The UV-C devices are still rather the minority in schools. “Many municipalities do not want UV-C,” says an insider tagesschau.de. The Federal Environment Agency initially only recommended those with HEPA filters for mobile air purification devices. Now UV-C is also possible, said a Heraeus saleswoman at the booth. “It’s going slowly.” There are now also combined devices on the market that have UV-C and filters.

Initially, the Federal Environment Agency (UBA) completely rejected mobile air filters. They would clean the air, but not suck in any fresh air, complained the authority. In addition, the mobile devices are quite loud with 35 decibels. The UBA recommended ventilation systems that are already installed in buildings as the best solution. The problem: only ten percent of all schools are equipped with it.

Bavaria is particularly active in promoting

“The federal government ignored mobile air purification devices for a long time,” says UlmAIR saleswoman Deck. Bavaria was the only one to push ahead early and last winter already accepted and introduced a large number of mobile air filters for all classrooms. The third round of funding programs is now running there. Now other federal states such as Baden-Württemberg, North Rhine-Westphalia and Lower Saxony have followed suit, but they should now follow in the row due to the late publication of the guidelines

A manager complains about a “patchwork of funding programs”. That creates uncertainty. “In principle there is money, but hardly anyone knows how to call it up.”

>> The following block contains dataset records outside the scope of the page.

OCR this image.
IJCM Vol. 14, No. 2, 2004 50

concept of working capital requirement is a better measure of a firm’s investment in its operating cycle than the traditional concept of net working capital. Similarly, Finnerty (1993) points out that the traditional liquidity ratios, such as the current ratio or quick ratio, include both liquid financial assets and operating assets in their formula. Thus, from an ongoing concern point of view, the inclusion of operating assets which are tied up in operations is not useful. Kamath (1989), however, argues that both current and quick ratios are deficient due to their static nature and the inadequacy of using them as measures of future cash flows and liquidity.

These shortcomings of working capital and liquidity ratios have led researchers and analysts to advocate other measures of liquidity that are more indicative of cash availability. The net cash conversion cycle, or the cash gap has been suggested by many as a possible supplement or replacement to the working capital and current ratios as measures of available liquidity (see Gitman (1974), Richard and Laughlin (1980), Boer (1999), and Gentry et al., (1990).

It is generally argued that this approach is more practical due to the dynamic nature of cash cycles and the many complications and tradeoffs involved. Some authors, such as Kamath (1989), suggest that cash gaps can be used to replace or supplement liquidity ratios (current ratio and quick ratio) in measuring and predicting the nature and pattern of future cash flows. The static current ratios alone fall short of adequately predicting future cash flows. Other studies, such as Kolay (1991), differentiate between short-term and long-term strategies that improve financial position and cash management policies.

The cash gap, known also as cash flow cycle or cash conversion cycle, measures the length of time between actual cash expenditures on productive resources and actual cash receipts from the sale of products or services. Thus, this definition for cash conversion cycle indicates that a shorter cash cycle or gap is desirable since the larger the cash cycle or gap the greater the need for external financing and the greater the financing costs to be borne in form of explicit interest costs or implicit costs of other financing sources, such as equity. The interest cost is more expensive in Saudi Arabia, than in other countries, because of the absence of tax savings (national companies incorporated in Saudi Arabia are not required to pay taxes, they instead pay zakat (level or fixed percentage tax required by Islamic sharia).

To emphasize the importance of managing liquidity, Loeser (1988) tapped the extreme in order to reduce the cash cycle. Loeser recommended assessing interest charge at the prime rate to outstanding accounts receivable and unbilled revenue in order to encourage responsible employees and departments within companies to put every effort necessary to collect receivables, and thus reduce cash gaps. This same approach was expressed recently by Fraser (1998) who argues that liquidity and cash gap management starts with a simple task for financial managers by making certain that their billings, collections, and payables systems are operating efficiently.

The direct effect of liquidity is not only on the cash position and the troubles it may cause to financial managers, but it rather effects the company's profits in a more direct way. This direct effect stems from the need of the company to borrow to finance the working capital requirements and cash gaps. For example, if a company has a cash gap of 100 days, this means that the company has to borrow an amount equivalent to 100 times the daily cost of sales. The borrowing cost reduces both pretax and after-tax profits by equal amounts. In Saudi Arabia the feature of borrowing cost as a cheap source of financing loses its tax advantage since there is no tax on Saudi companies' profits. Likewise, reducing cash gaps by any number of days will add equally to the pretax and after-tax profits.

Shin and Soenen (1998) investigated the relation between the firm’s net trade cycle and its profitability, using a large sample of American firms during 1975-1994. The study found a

The Daikin subsidiary AAF-Lufttechnik gives schools and municipalities an overview of the jungle of funding measures and has published its own funding guide.

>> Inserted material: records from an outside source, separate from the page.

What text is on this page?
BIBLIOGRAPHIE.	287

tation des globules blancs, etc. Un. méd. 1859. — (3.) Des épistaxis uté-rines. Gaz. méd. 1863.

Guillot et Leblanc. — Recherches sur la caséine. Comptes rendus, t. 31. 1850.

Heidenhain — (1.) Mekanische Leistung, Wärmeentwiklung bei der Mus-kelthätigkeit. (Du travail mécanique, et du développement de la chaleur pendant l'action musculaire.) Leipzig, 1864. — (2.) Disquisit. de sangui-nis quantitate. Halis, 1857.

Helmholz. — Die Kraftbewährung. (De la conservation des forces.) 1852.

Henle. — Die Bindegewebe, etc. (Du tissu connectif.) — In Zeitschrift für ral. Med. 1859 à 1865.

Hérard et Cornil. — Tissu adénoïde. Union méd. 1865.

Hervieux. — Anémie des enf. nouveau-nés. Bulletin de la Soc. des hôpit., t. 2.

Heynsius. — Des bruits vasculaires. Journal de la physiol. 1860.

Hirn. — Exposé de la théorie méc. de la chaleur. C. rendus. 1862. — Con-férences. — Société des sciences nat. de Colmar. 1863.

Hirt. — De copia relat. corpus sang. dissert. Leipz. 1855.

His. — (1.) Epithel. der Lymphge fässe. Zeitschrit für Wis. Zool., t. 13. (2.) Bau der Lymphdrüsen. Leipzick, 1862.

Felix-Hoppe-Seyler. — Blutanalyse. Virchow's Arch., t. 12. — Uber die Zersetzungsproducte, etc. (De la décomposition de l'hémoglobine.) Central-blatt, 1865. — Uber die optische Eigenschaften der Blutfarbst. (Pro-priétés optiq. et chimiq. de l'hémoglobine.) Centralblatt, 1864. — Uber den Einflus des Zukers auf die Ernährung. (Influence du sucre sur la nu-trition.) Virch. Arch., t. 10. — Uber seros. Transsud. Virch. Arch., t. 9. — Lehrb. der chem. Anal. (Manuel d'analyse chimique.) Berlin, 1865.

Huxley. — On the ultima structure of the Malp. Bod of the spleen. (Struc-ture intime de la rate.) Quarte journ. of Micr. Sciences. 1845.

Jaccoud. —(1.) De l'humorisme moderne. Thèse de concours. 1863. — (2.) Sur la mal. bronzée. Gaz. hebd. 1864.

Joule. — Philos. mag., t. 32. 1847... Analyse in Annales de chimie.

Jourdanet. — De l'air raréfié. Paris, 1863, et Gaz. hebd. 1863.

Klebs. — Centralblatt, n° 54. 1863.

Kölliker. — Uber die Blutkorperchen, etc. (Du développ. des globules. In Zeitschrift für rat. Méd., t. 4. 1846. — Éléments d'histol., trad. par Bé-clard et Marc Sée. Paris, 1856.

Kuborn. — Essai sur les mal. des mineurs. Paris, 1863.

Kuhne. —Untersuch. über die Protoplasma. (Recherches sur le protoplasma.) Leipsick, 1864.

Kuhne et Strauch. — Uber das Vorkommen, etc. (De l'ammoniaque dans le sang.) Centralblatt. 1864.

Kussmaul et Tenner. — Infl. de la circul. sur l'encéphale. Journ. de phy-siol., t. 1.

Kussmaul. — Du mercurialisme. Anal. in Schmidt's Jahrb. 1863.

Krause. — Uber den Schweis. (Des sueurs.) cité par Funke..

Lack of standard and technology shy

Many schools have not yet decided on a technology, says a manufacturer’s salesman. Because some school principals consider air purification to be technically complicated. Among other things, you wonder who should carry out the maintenance. The lack of quality criteria also makes it more difficult. The manufacturers now hope that a VDI standard will bring more clarity.

Some parents are so desperate that they bought mobile air filters in electronics stores on their own initiative. But the headmaster resisted and did not want to install the filters for safety reasons.